Weekly update - Clean energy in murky times
This week’s update is written by Amelia Henaghen, who is in our advisory investment team in Guernsey.
Sometimes stability comes from the clarity of knowing what lies ahead. The past couple of years have been turbulent, to say the least, with no clear sense of what is to come for the future of investments.
The Autumn Statement, delivered by Chancellor Jeremy Hunt last Thursday, painted a bleak picture for the UK over the next few years. There is now no doubt that we are in a recession and as investors it can be easy to focus on the negative rhetoric depicted in the national headlines. The proposed tax hikes to fill the so-called fiscal ‘black hole’ will have done little to ease concerns. However, amongst these headlines and worrying figures, we believe that there are some hopeful prospects for investors, particularly in the renewable energy sector.
Needless to say, everyone is hoping for the Russia-Ukraine war to come to an end and with it, the easing of energy price inflation caused by our reliance on Russian energy provision. The UK government is not taking this lightly and the chancellor set out that "over the long term, there is only one way to stop ourselves being at the mercy of international gas prices: energy independence combined with energy efficiency”1. He outlined the new national ‘ambition’ which promised that the UK would "go further, with a major acceleration of home-grown technologies like offshore wind, carbon capture and storage, and, above all, nuclear"1. The government is currently planning to invest £6.6 billion in energy efficiency and has since set out to announce further funding from 2025 of £6 billion in the budget1. The importance of delivering on this ambition is evidenced by the doubling of the annual investment.
This will hopefully be good news for investors in the renewable energy sector as there is now reason to believe in the long-term growth prospects of UK renewable energy companies. Furthermore, it provides greater certainty of potential future cash flows and revenues in this sector.
Recently at COP27, Prime Minister Rishi Sunak highlighted that "we won't make it to 1.5°C without the private sector.” Since the government pledged to become the first financial centre in the world to become net zero2, the Autumn Statement now underpins this pledge and outlines clear measures that will support investor engagement in achieving this goal.
Sunak noted that "we remain fully committed to the historic Glasgow Climate Pact agreed at COP26, including a 68% reduction in our emissions by 2030," adding that "cheap, low carbon, reliable energy must sit at the heart of any modern economy."2
Increasing the UK's ability to produce renewable energy such as onshore wind will have numerous benefits over the long-term, including curtailing energy bills, creating more jobs across the country and ensuring that Great Britain can lead the world in the industries of the future. Such benefits indicate that clean power will be a key solution to the energy price crisis.

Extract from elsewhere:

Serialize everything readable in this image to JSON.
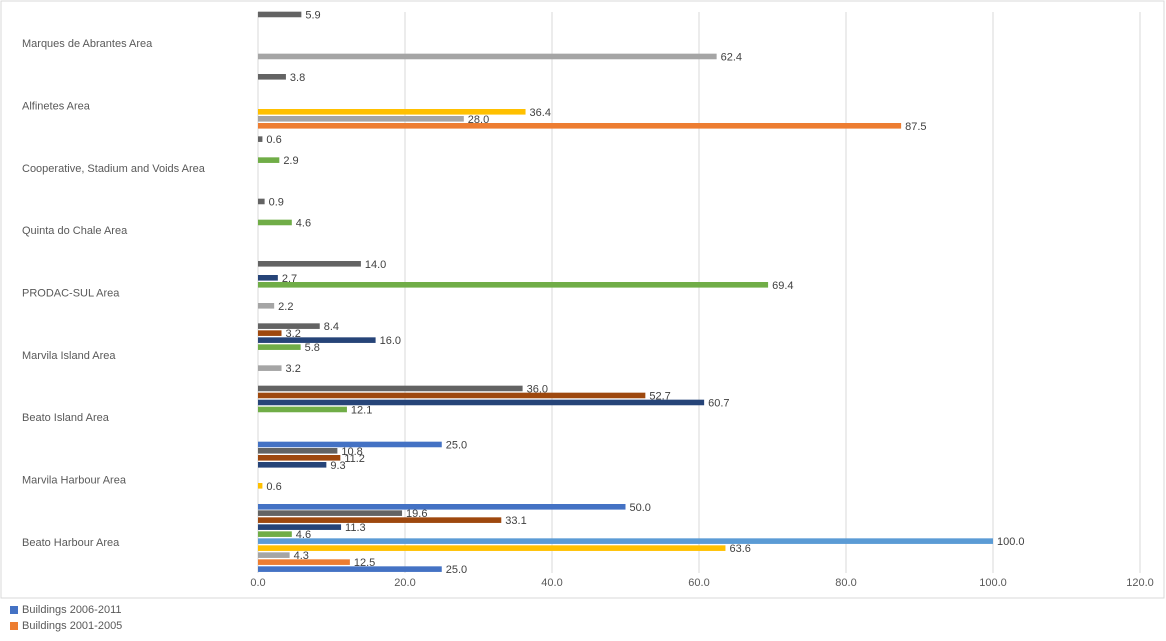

In the Autumn Statement, the chancellor outlined a £700 million investment in the first state-backed nuclear project in the last 30 years1. This represents the largest step taken by the UK government to achieve energy independence.
If the government is successful in reducing energy demand through nuclear and renewable energy resources, it is anticipated to have a ricochet effect on the UK’s national energy bill. This is projected to save a total of £28 billion or £450 off the average household bill1. Whilst all of this sounds very positive, the possibility of a self-sufficient, clean-energy Britain will come at a cost. The prospect is dampened by an announced 45% levy on the revenue of larger renewable generators which make over £75 per megawatt per hour, which will be applied to companies generating electricity from nuclear, renewable and biomass sources and those who are benefiting from the temporary price increases. Importantly, pumped-storage hydroelectricity and battery storage energy will not be impacted by the levy.
Despite this, the proposal removes many elements of uncertainty for investors. This should begin to improve market sentiment and hopefully encourage investments in the renewable energy sector going forwards.
The markets have started to digest the news and it appears the levy was mostly well received. Here on the advisory desk at Ravenscroft, we see great potential in some of these renewable energy companies over the medium to long term.
Furthermore, the temporary and proportionate levy is not expected to impact long-term investment, as generators can write off their investments against corporation tax by deducting their investment spending from their profit. As such, the long-term investment case for renewable energy companies remains strong. These companies can now begin to generate future pipelines with the certainty of long-term support from the Government to meet their energy independence targets.
It is a glimmer of light at the end of a dark tunnel filled with increased taxes and austerity. Stability and clarity have somewhat been restored through the Autumn Statement and we emerge hopeful by the government’s commitments to renewable energy.